Hyper-STTN: Social Group-aware Spatial-Temporal Transformer Network for Human Trajectory Prediction with Hypergraph Reasoning

Weizheng Wang,Chaowei Wang,Baijian Yang,Guohua Chen,Byung-Cheol Min
2024-09-18
Abstract:Predicting crowded intents and trajectories is crucial in varouls real-world applications, including service robots and autonomous vehicles. Understanding environmental dynamics is challenging, not only due to the complexities of modeling pair-wise spatial and temporal interactions but also the diverse influence of group-wise interactions. To decode the comprehensive pair-wise and group-wise interactions in crowded scenarios, we introduce Hyper-STTN, a Hypergraph-based Spatial-Temporal Transformer Network for crowd trajectory prediction. In Hyper-STTN, crowded group-wise correlations are constructed using a set of multi-scale hypergraphs with varying group sizes, captured through random-walk robability-based hypergraph spectral convolution. Additionally, a spatial-temporal transformer is adapted to capture pedestrians' pair-wise latent interactions in spatial-temporal dimensions. These heterogeneous group-wise and pair-wise are then fused and aligned though a multimodal transformer network. Hyper-STTN outperformes other state-of-the-art baselines and ablation models on 5 real-world pedestrian motion datasets.
Computer Vision and Pattern Recognition,Machine Learning
What problem does this paper attempt to address?
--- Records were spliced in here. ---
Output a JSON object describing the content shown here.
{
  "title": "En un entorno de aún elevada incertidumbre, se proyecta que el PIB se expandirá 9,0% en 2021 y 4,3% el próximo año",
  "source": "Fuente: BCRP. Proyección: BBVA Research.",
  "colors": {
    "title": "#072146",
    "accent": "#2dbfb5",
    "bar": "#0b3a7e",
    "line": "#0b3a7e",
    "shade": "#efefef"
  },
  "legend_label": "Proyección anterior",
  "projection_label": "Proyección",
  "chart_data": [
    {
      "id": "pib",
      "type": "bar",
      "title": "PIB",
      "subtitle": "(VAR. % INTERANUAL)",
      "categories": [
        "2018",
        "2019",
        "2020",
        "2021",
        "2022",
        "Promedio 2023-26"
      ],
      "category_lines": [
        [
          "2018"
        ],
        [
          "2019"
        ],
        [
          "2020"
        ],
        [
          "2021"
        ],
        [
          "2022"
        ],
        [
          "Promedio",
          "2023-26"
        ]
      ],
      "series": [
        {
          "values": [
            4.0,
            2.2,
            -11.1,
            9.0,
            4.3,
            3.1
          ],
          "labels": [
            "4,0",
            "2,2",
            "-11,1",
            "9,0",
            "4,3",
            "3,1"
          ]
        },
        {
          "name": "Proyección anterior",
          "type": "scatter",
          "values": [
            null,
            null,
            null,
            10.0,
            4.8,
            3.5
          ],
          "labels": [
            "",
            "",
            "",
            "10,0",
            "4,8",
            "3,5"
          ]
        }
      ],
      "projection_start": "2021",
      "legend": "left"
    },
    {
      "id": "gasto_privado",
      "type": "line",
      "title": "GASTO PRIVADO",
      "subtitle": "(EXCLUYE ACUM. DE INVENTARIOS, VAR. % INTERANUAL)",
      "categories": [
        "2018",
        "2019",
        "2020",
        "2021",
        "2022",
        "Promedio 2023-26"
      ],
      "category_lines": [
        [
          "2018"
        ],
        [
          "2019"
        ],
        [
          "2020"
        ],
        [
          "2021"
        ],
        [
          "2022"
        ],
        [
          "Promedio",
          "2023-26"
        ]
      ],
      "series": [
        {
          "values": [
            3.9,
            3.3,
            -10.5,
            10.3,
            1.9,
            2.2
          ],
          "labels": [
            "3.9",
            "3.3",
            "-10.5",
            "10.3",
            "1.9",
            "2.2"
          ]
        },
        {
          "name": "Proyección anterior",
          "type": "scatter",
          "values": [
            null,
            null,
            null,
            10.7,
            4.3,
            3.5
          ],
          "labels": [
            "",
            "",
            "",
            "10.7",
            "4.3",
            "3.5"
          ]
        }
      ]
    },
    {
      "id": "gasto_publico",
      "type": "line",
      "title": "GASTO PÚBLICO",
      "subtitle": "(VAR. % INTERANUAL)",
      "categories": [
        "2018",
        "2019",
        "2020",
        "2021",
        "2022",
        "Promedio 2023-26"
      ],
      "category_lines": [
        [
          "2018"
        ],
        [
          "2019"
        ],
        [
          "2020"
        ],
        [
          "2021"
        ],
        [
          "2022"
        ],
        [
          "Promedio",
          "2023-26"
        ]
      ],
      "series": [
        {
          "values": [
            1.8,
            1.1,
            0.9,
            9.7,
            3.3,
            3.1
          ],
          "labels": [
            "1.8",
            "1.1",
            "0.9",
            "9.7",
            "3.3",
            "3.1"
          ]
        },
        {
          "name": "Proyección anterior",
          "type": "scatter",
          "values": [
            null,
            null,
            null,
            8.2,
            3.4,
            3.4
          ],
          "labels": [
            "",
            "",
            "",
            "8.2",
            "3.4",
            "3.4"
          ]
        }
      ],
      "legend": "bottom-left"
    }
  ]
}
The paper aims to address the complex social interaction problem in crowd trajectory prediction, particularly in predicting the intentions and trajectories of crowded people in social environments. Specifically, the paper attempts to solve the following key issues: 1. **Understanding Environmental Dynamics**: In crowded scenarios, it is essential to model not only the spatial and temporal interactions between individuals but also the complex influences between groups. This is crucial for understanding and predicting human behavior. 2. **High-Order Interaction Description**: Existing methods often lack effective descriptions of high-order interactions (such as interactions between groups) and the ability to reason about heterogeneous features. 3. **Subjective Intention Prediction**: Accurately predicting an individual's subjective intentions based on limited information remains challenging, especially in highly dynamic or complex scenarios. To address these issues, the authors propose a new framework called Hyper-STTN, which combines multi-scale hypergraphs and spatial-temporal transformer networks to capture pairwise interactions between individuals and interactions between groups. Additionally, a multi-modal transformer network is used to fuse these heterogeneous features. Experimental results show that Hyper-STTN outperforms existing state-of-the-art algorithms on multiple public crowd trajectory datasets.